The interesting claim (to me) that the authors make here, of course, is that these hyper-parameters have extremely weak priors and so (perhaps) domain-specific knowledge is not required to set their values. I think this may still leave open the question of how the learner knows what the parameters are, however. In this model, the parameters are domain-general things, but linguistic parameters are often assumed to be domain-specific (ex: head-directionality, subject-drop, etc.). Perhaps the claim would be then that linguistic parameters can be re-imagined as these domain-general parameters, and all the details the domain-specific parameters were originally created to explain would fall out from some interplay between the new domain-general parameters and the data.
Some more targeted thoughts:
p.2, dative alternation restrictions: I admit I have great curiosity about how easy it is to saturate on these kind of restrictions. If they're easily mutable, then they're not necessarily the kind of phenomena that linguists often posit linguistic principles and parameters for. Instead, the alternations that we see would be more a sort of accident of usage, rather than reflecting any deep underlying restrictions of language structure. This idea of "accident of usage" comes up again on p.5, where they mention that the distinctions in usage don't seem to be semantically-driven (no completely reliable semantic cues).
p.12, footnote 4: This footnote mentions that the model doesn't involve memory limitations the way humans do, which leads me to my usual question when dealing with rational models - how do we convert this into a process model? Is it straight-forward to add memory limitations and other processing effects? And then, once you have this, do the results found with the computational-level model still occur? This gets at the difference between "is it possible to do" (yes, apparently) and "is it possible for humans to do" (unclear)?

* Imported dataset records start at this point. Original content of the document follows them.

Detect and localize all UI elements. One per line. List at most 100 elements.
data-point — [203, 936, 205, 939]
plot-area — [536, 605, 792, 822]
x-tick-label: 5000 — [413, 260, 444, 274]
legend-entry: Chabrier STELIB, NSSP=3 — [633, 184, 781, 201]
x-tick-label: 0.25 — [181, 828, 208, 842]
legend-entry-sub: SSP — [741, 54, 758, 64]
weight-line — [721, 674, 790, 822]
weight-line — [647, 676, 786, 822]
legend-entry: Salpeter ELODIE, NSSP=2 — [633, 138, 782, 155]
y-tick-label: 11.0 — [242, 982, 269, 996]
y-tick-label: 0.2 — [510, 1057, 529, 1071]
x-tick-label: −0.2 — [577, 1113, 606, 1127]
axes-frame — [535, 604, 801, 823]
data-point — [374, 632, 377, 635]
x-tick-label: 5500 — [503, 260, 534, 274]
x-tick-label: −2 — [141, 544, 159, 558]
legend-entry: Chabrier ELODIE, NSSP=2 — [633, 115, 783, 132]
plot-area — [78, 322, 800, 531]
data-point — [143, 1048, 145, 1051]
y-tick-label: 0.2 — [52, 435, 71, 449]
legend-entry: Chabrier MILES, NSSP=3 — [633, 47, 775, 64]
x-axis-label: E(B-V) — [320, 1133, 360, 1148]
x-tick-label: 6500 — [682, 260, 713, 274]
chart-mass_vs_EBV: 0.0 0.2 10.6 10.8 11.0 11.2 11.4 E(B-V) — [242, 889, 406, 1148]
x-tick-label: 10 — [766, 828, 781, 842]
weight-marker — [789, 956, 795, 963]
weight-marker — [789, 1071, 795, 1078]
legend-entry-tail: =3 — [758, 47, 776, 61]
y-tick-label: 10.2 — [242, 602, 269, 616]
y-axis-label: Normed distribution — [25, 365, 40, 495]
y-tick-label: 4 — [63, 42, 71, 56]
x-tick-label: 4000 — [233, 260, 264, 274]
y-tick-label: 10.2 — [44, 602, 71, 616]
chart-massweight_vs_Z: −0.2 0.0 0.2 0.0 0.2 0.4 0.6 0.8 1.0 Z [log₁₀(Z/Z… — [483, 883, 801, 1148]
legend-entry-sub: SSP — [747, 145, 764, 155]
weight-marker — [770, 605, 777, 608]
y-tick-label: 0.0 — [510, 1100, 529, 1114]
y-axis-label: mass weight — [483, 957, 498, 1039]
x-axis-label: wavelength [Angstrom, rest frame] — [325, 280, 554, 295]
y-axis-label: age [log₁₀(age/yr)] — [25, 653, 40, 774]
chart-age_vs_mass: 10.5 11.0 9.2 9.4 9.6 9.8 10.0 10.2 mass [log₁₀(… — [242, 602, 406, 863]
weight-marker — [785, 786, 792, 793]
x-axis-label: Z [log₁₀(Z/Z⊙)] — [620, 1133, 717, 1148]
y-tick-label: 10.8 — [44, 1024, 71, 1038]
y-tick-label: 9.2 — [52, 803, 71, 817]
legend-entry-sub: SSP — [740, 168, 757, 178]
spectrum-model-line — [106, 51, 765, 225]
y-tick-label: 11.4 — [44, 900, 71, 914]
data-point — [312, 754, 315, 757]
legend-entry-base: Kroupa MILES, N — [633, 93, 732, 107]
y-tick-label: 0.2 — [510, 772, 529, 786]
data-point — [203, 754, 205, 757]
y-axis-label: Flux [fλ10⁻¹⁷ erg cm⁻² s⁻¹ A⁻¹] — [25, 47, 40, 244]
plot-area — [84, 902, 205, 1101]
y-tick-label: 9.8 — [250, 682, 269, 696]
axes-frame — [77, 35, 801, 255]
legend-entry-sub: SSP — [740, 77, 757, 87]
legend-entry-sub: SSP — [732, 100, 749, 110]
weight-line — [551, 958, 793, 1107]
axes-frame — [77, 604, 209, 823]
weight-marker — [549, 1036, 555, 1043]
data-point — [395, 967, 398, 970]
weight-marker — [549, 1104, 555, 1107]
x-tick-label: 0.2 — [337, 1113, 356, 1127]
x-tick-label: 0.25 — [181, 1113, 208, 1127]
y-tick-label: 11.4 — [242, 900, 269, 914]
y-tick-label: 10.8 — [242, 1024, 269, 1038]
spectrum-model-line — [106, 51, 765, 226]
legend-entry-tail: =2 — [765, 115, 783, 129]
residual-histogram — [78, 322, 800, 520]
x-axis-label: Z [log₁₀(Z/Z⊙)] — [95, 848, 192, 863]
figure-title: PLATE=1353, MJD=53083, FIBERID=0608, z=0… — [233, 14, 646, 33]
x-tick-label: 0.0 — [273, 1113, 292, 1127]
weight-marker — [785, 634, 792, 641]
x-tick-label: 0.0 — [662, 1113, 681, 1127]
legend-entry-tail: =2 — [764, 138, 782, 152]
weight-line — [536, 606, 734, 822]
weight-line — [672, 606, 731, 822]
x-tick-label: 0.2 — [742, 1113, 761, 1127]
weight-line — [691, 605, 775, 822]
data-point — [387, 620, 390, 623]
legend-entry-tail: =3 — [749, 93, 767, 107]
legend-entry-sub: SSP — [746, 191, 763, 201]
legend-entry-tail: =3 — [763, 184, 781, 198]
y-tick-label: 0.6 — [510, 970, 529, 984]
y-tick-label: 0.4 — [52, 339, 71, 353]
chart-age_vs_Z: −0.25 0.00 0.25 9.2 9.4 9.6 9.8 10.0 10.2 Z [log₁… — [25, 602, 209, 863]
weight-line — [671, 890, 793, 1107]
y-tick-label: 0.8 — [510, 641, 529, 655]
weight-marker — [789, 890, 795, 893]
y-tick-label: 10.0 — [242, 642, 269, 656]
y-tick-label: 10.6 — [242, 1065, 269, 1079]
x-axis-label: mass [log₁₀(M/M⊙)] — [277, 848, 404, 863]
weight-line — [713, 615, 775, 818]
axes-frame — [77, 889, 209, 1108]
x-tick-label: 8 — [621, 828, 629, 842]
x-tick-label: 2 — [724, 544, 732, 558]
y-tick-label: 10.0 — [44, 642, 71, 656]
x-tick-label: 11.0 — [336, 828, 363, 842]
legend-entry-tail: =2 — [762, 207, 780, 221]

p.15, related thought to the above one involving the different epochs of training: If this process of running the model's inference engine after every so many data points was taken to its extreme, then it seems we could create an incremental version that does its inference thing after every data point encountered. This would be a first step towards creating a process model, I think.
p.23: related to the large opening comment, with respect to the semantic features: This seems like a place where nativists might want to claim an innate bias to heed certain kinds of semantic features over others. (And then they can think about whether the necessary bias is domain-specific or domain-general.)